Vinted on February 13, 2014 binned in on the road, wine industry events, wine review

Nearly exactly twelve months ago, I was a media guest at the NYC unveiling of the 50 Great Portuguese Wines of 2013, as selected by MW/MS/TBA (total bad-ass) Doug Frost (see last year’s write-up for tasting notes and my video interview with Mr. Frosty).

This year, I was once again a media guest for the unveiling of the 2014 edition of the Great 50, this time selected by Wine & Spirits magazine guru Joshua Greene, and held at the (incredible) NYC Public Library. I spent quite a bit of time tasting at this year’s event, so much so that I nearly doubled my usually paltry number of wines tasted (the low amount on average is a function of two things: 1) I am slow, because I think rapid-tasting of wines is an insane endeavor, and I’ve come to question the validity of ratings/reviews that come out of only spending a few seconds with a wine, and 2) I’m a gadfly, and spend much of my time at these events chatting people up).
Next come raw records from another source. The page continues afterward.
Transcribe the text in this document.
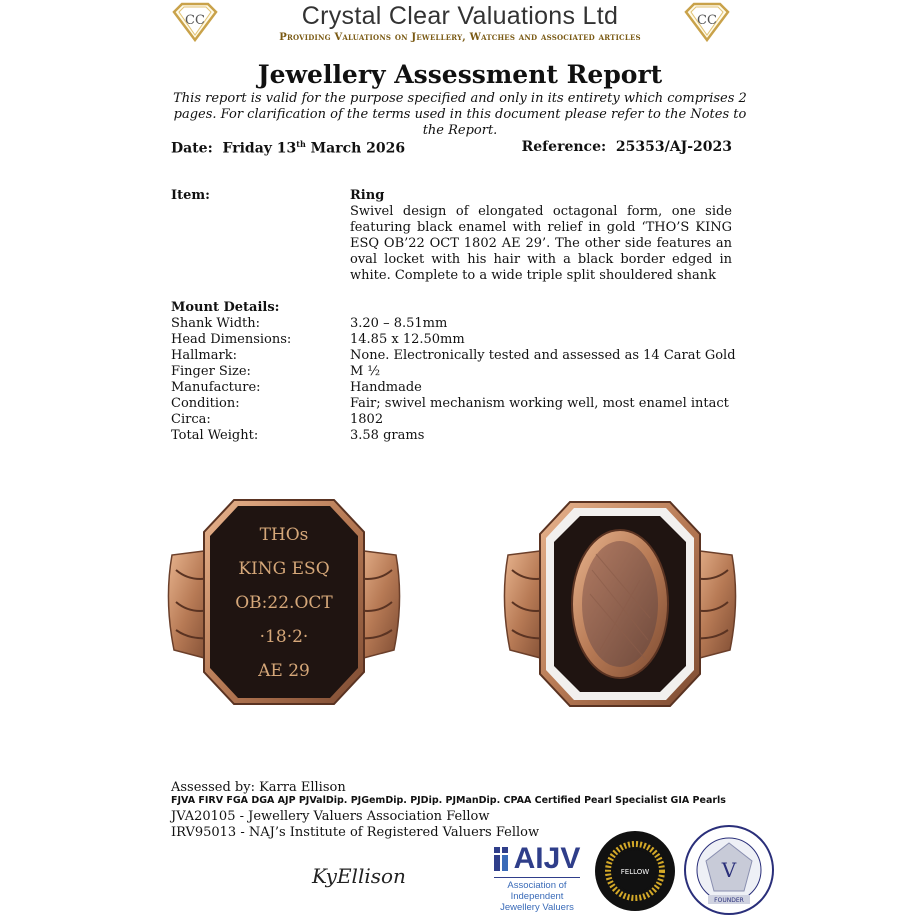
CC	CC
Crystal Clear Valuations Ltd
Providing Valuations on Jewellery, Watches and associated articles
Jewellery Assessment Report
This report is valid for the purpose specified and only in its entirety which comprises 2 pages. For clarification of the terms used in this document please refer to the Notes to the Report.
Date: Friday 13th March 2026	Reference: 25353/AJ-2023
Item:	Ring
Swivel design of elongated octagonal form, one side featuring black enamel with relief in gold ‘THO’S KING ESQ OB’22 OCT 1802 AE 29’. The other side features an oval locket with his hair with a black border edged in white. Complete to a wide triple split shouldered shank
Mount Details:
Shank Width:	3.20 – 8.51mm
Head Dimensions:	14.85 x 12.50mm
Hallmark:	None. Electronically tested and assessed as 14 Carat Gold
Finger Size:	M ½
Manufacture:	Handmade
Condition:	Fair; swivel mechanism working well, most enamel intact
Circa:	1802
Total Weight:	3.58 grams
THOs
KING ESQ
OB:22.OCT
·18·2·
AE 29
Assessed by: Karra Ellison
FJVA FIRV FGA DGA AJP PJValDip. PJGemDip. PJDip. PJManDip. CPAA Certified Pearl Specialist GIA Pearls
JVA20105 - Jewellery Valuers Association Fellow
IRV95013 - NAJ’s Institute of Registered Valuers Fellow
KyEllison
AIJV
Association of
Independent
Jewellery Valuers
FELLOW	V
FOUNDER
I also spent a few minutes talking with Joshua about the selection process used for this year’s list. You can download our brief chat, or listen via the embed/link below. You’ll find Joshua’s process interesting, and no doubt there’s ample fodder there for further discussion. But given there’s a sh*t-ton of interesting wines to tell you about, I’m going to leave our chat to speak for itself, and get right into the juice…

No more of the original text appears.